Bien qu'écarté de la société nationale des eaux du Cameroun (Snec), son ancien directeur, Clément Obouh Fegue n'a pas changé sa position sur la privatisation de cette société en cours de privatisation. Selon lui, les 4 ou 5 milliards que propose l'actuel adjudicateur provisoire sont insignifiants par rapport au niveau d'investissement actuel qui est de l'ordre de 240 milliards de francs Cfa. " Non ", retorque Basile Atangana Kouna, l'actuel administrateur provisoire pour qui le niveau d'investissement sur le quel le repreneur s'engage est plus important : Non seulement les 1400 employés ne perdront pas leurs emplois, il est aussi important de ne pas perdre de vue que la dette de l'entreprise s'élève à 1300 milliards de francs Cfa. Ces deux positions antagonistes ont incontestablement un effet négatif sur l'évolution du processus de privatisation de la Snec. Car, de l'avis des experts, malgré la pression de la Banque mondiale, la finalisation de ce processus piétine.

 


 

Fraude douanière au Port de Douala : Des conteneurs sortis avec de faux documents


Alors que, de concert avec la communauté internationale, le Cameroun célèbre la journée internationale de la douane, un scandale éclate au Port de Douala, mettant en accusation les douaniers.
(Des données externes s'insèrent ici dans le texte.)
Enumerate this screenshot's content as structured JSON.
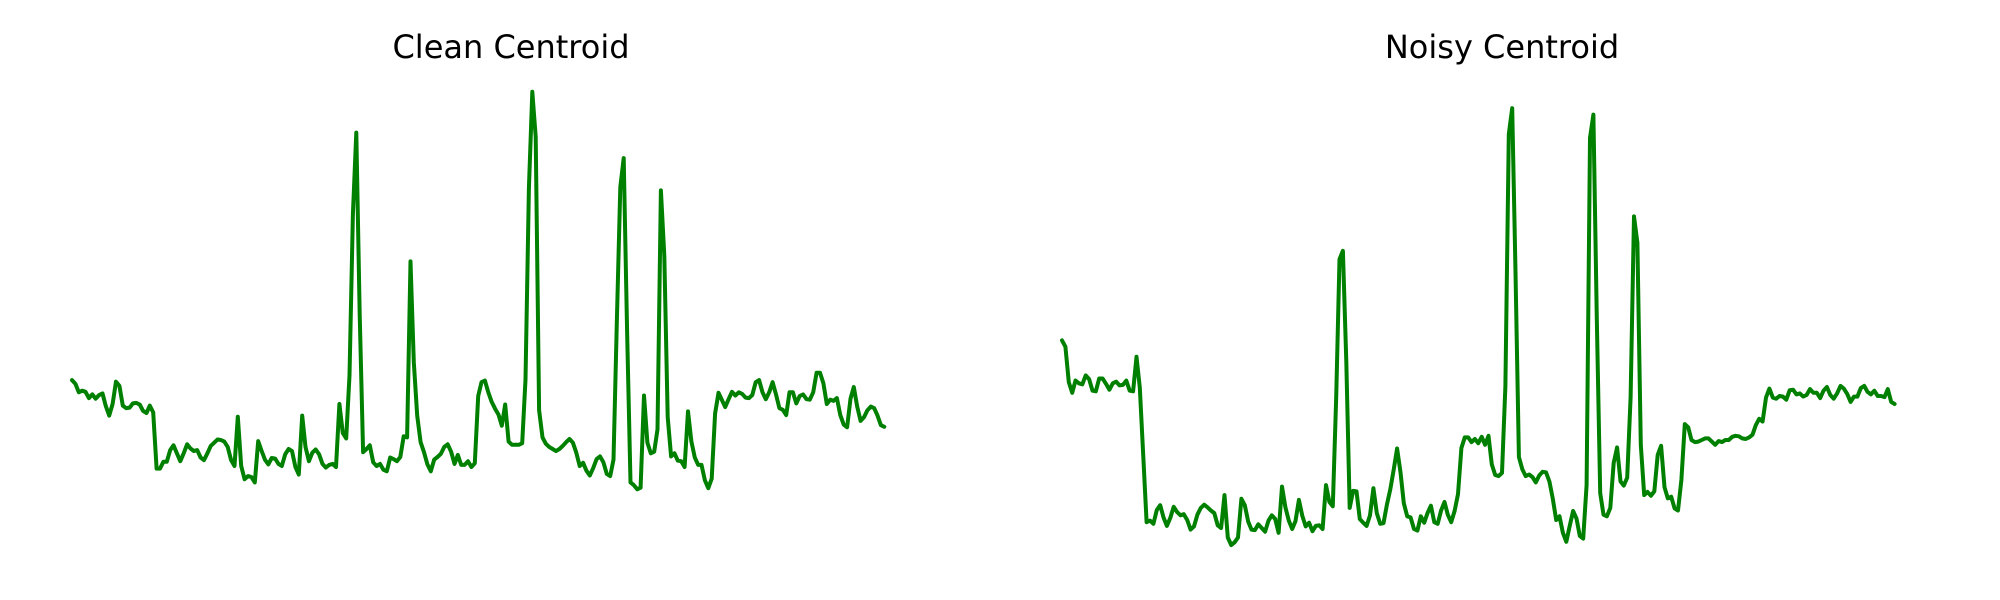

De sources généralement bien informées, une importante quantité de conteneurs serait frauduleusement sortis du Port de Douala. Des douaniers, des transitaires et certains hommes d'affaires seraient impliqués dans ce réseau qui aurait contribué à a distraction de près de 2000 conteneurs, à en croire nos sources. Toutefois, d'autres sources relativisent les choses et parlent plutôt de 200 conteneurs environ. Toutes s'accordent tout de même à reconnaître que ces conteneurs sont frauduleusement sortis du port. Un inspecteur de douane serait même déjà aux arrêts et plus de vingt autres seraient actuellement recherchés par la gendarmerie. Répondant à quelques questions sur le sujet, Goni Mal Adji, le directeur des douanes, estime qu'il est très tôt de dire quoique ce soit sur cette affaire, d'autant plus que les investigations internes sont toujours en cours. Au terme de celles-ci, les inspecteurs de douane qui auront signé de fausses déclarations seront logiquement poursuivis, a en croire le directeur de douane qui a d'ailleurs profité de cette occasion pour dire qu'un nouveau système de contrôle a été mis en place.

Même si, d'une manière générale, les autorités de la douane ne contestent pas l'information publiée par un confrère paraissant à Douala, ils souhaitent aussi que la presse, s'intéressent aussi aux impôts dont les cadres mènent aussi une vie largement au-dessus de leurs revenus.